企業内におけるクラウドサービス活用例
最終更新日:2020年11月11日
私たちの生活のいたるところでクラウドサービスが活用されるようになりました。インターネット環境があれば、さまざまなデバイスからいつでもどこでもアクセスができ、データの保存や閲覧ができる非常に便利なサービスです。
企業ではどのような業務にクラウドサービスを活用できるのでしょうか。クラウドサービスの種類や内容について説明します。
クラウドの種類とは
クラウドサービスには大きく3つの種類があります。それぞれの違いは、ユーザーがどこまで使用できるかという範囲の違いになります。

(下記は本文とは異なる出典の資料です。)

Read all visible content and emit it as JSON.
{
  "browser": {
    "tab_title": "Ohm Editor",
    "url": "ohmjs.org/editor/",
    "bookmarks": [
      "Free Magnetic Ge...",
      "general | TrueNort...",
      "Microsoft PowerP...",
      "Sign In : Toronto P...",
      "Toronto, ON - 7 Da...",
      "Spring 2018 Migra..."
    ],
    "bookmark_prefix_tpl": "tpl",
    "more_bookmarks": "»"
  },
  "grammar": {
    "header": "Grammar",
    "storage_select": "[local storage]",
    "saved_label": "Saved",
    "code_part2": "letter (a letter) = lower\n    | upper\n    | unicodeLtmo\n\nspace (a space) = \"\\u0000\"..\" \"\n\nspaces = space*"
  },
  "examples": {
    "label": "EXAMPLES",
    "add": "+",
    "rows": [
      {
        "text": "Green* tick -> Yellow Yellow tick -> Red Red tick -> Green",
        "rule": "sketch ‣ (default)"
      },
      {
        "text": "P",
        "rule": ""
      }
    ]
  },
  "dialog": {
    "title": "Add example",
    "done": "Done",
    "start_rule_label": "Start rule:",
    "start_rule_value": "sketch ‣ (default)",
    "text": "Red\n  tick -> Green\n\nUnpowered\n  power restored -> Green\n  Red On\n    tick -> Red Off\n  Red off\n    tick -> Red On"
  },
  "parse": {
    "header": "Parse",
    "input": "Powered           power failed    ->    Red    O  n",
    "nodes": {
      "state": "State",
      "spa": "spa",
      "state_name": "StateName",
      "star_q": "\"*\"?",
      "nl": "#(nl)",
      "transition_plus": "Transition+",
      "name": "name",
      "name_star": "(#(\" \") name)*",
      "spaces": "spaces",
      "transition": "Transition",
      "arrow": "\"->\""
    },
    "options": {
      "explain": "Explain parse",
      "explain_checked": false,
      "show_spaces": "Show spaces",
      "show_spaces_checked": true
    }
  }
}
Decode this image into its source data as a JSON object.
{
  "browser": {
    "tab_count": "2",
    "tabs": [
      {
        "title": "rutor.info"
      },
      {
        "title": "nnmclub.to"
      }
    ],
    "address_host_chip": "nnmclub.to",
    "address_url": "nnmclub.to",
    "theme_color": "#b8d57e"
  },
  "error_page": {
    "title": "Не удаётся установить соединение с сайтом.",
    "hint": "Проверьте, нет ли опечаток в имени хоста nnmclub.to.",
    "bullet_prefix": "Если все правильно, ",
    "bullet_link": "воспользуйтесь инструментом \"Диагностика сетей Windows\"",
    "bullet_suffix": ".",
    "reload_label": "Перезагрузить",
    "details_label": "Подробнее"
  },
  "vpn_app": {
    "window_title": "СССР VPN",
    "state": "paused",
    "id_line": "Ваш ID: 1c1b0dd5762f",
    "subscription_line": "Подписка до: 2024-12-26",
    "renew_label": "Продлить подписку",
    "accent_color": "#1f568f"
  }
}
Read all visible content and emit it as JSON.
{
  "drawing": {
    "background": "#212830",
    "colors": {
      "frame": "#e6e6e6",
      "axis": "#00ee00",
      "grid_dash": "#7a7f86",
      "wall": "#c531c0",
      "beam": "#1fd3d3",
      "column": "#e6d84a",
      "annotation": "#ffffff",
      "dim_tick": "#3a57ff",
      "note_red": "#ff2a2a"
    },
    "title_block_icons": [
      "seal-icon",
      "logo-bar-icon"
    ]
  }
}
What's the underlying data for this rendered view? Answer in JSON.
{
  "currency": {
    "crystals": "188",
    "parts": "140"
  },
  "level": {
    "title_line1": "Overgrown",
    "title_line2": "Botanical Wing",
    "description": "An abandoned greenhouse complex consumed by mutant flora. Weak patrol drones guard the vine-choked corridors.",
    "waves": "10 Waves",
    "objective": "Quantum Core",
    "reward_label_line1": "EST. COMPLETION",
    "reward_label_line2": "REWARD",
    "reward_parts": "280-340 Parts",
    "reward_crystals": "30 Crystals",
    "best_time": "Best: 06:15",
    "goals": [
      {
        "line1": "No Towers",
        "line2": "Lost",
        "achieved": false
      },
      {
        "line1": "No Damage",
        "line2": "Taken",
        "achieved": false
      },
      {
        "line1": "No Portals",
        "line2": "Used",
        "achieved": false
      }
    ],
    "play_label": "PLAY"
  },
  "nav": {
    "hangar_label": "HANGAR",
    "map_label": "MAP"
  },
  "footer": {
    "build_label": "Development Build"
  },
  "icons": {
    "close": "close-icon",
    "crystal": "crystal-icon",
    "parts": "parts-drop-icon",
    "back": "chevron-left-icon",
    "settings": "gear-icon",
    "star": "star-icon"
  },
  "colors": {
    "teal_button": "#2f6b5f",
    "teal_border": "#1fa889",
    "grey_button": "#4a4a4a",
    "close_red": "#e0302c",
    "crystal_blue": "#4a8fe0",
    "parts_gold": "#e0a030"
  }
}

SaaS(Software as a Service)
ネットワーク回線を介し、ソフトウェアを提供する形態です。オンプレミス(自社運用のこと)の場合、パソコン上でソフトウェアを使用するにはインストールやダウンロードが必要です。クラウドサービスならソフトウェアはサービス提供者側のサーバーで動いており、ユーザーがインターネット回線などからアクセスして利用することが可能です。
PaaS(Platform as a Service)
ネットワーク回線を介し、開発環境を提供する形態です。 企業や開発者がシステムやソフトウェアを開発するための仕組みを提供しているサービスです。開発のための準備期間を大幅に短縮できるため、コストを抑えつつ短期間でシステム開発を進めることができます。
IaaS(Infrastructure as a Service)
プラットフォーム開発に必要な機材やネットワークを提供する形態です。 自社でサーバーなどの設備を導入する必要もなくITインフラを利用できます。クラウドサービスのなかでも最もユーザー側の自由度が高いサービスとなります。
オフィス向けクラウドサービス例
グループウェア
社内コミュニケーション活性化や情報の連携、スケジュールの管理など、グループウェアは業務効率化にとても有効なツールです。 クラウド型のグループウェアのメリットは、どの場所でも端末を選ばずに、スケジュールやタスクの共有・管理がスムーズに行えるという点にあります。 デメリットとしては、カスタマイズできず自由度が低い面があります。ツールによってさまざまな機能が備わっているので、自社にはどのようなツールが最適か検討・選択するとよいでしょう。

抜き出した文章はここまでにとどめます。